LONDON – Pilots working for British Airways have this week begun its two-day strike action of pay and working conditions.
It is understood that up to 1,700 flights are to be cancelled due to this strike action.
The pilots union in charge of this, the British Airlines Pilots Association (BALPA), have condemned the airline’s approach of cost-cutting and dumbing down of the brand as an erosion in the consumer confidence of the airline.
The General Secretary of BALPA, Brian Strutton has commented on this action, saying that both sides need to come to the table and end this.
“It is time to get back to the negotiating table and put together a serious offer that will end this dispute.”
“BA has lost the trust and confidence of pilots because of cost-cutting and the dumbing down of the brand… management want to squeeze every last penny out of customers and staff,” Mr Strutton said.
Strutton mentioned to UK media outlet, the BBC, that although British Airways have said it is willing to talk, “in private they say they are not going to negotiate”, which is showing two sides to the story.
He also argued that the airline should be agreeing to these pay rises, given the £3.5 billion in profits recorded in 2018.
However, British Airways CEO Alex Cruz said that the airline is “reading and willing” to return to talk.
This could end up becoming a change intact on the private front, with this strike costing BA around £40m per day, with some 4,000 pilots involved in the strike itself.
In a statement, the airline also apologised to customers regarding this action.
“We understand the frustration and disruption of Balpa’s strike action have caused our customers. After many months of trying to resolve the pay dispute, we are extremely sorry that it has come to this.
“Unfortunately, with no detail from Balpa on which pilots would strike, we had no way of predicting how many would come to work or which aircraft they are qualified to fly, so we had no option but to cancel nearly 100% of our flights.”
Another strike is scheduled for September 27, near to the end of this month.
Why are pilots striking?
This strike action is over pay and working conditions, with pilots previously rejecting an increase representing 11.5% over three years, which was proposed in July.
BALPA has said that members in the union took lower pay rises and made sacrifices in order to give the airline more leeway to save costs.
It now argues that the time of financial difficulty has passed and that a greater share of the profits should be handed out to the pilots.
BA in the past has come out and said that its pilots already take home “world-class” salaries and that the pay on offer is “fair and generous”.
As an example, the airline stated that if the 11.5% pay deal was put into effect, BA captains could be taking home in excess of £200,000 per year with allowances included.
This, however, did not take into account First Officers or those undergoing training at the airline.
A Quiet Airspace…
With not many British Airways flights taking off at all, it has a very eerie feel at London Heathrow.
As seen in the screenshot, this is representing Heathrow and the areas surrounding it up to the east coast of the country.
At 1520 UK time, it definitely shows how quiet the airport is without the presence of British Airways.
All we can see is other UK carriers and other European and international airlines flying into London.

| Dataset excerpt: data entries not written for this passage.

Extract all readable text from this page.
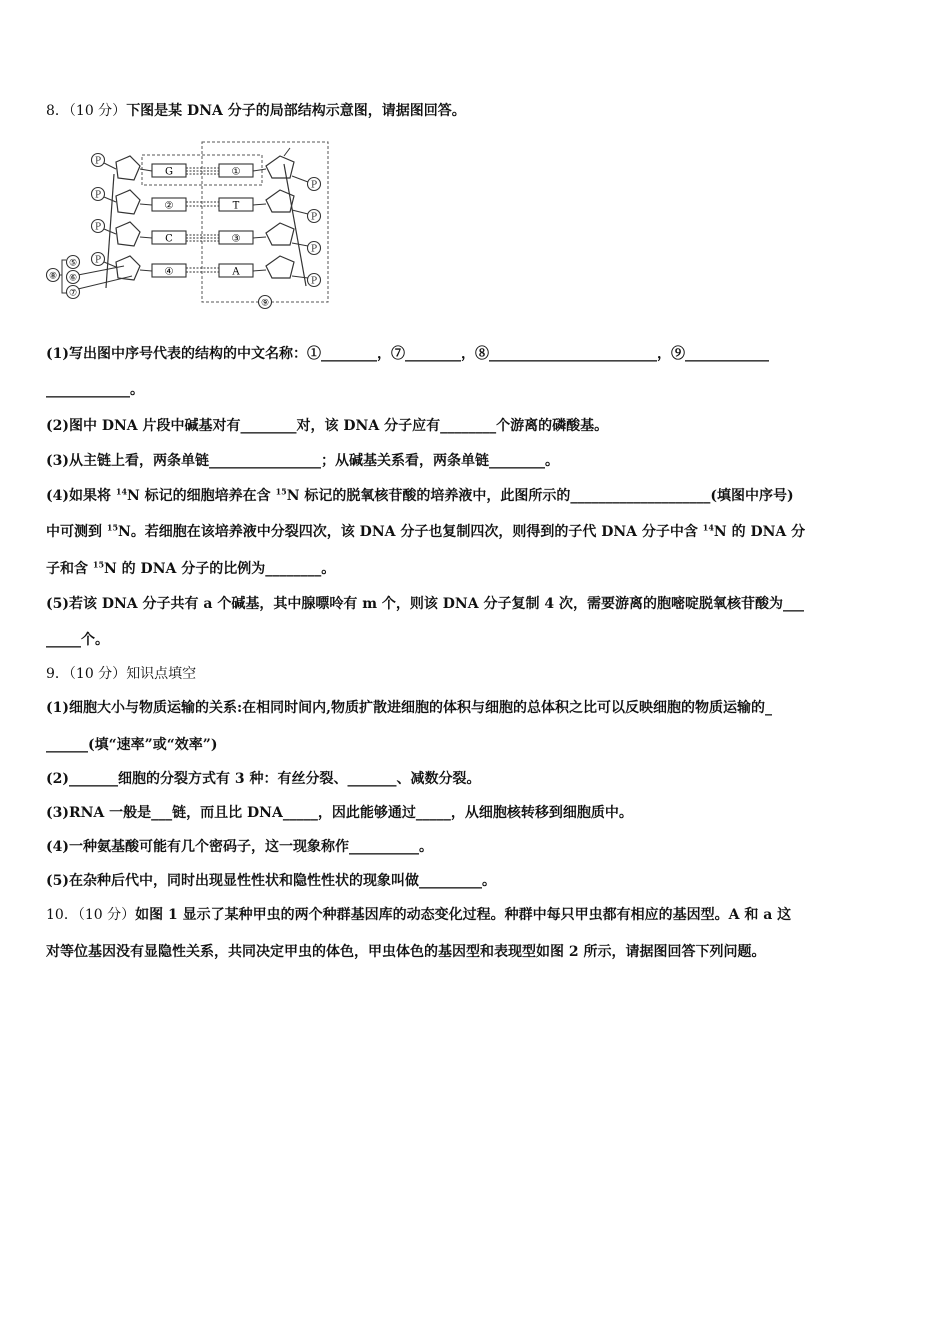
8．（10 分）下图是某 DNA 分子的局部结构示意图，请据图回答。
P
P
P
P
G
②
C
④
①
T
③
A
P
P
P
P
⑧
⑤
⑥
⑦
⑨
(1)写出图中序号代表的结构的中文名称：①________，⑦________，⑧________________________，⑨____________
____________。
(2)图中 DNA 片段中碱基对有________对，该 DNA 分子应有________个游离的磷酸基。
(3)从主链上看，两条单链________________；从碱基关系看，两条单链________。
(4)如果将 $^{14}$N 标记的细胞培养在含 $^{15}$N 标记的脱氧核苷酸的培养液中，此图所示的____________________(填图中序号)
中可测到 $^{15}$N。若细胞在该培养液中分裂四次，该 DNA 分子也复制四次，则得到的子代 DNA 分子中含 $^{14}$N 的 DNA 分
子和含 $^{15}$N 的 DNA 分子的比例为________。
(5)若该 DNA 分子共有 a 个碱基，其中腺嘌呤有 m 个，则该 DNA 分子复制 4 次，需要游离的胞嘧啶脱氧核苷酸为___
_____个。
9．（10 分）知识点填空
(1)细胞大小与物质运输的关系:在相同时间内,物质扩散进细胞的体积与细胞的总体积之比可以反映细胞的物质运输的_
______(填“速率”或“效率”)
(2)_______细胞的分裂方式有 3 种：有丝分裂、_______、减数分裂。
(3)RNA 一般是___链，而且比 DNA_____，因此能够通过_____，从细胞核转移到细胞质中。
(4)一种氨基酸可能有几个密码子，这一现象称作__________。
(5)在杂种后代中，同时出现显性性状和隐性性状的现象叫做_________。
10．（10 分）如图 1 显示了某种甲虫的两个种群基因库的动态变化过程。种群中每只甲虫都有相应的基因型。A 和 a 这
对等位基因没有显隐性关系，共同决定甲虫的体色，甲虫体色的基因型和表现型如图 2 所示，请据图回答下列问题。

In Heathrow’s terminal five, only ten departures are scheduled for the day, with hardly any BA flights on that list at all.
Other travellers show how quiet the terminal actually is, with some calling it an “absolute pleasure to breeze through the airport”, which is definitely not like Heathrow at all, many think.
It is very safe to say that Heathrow has turned into a ghost town, and is definitely reflective of how important operations for British Airways are over there.
In-all, all eyes will now be on British Airways to come together with the unions and agree on a deal that can make the airline happy but more importantly, the pilots happy as well. How long this will go on for is a matter of time. All we can do now is watch.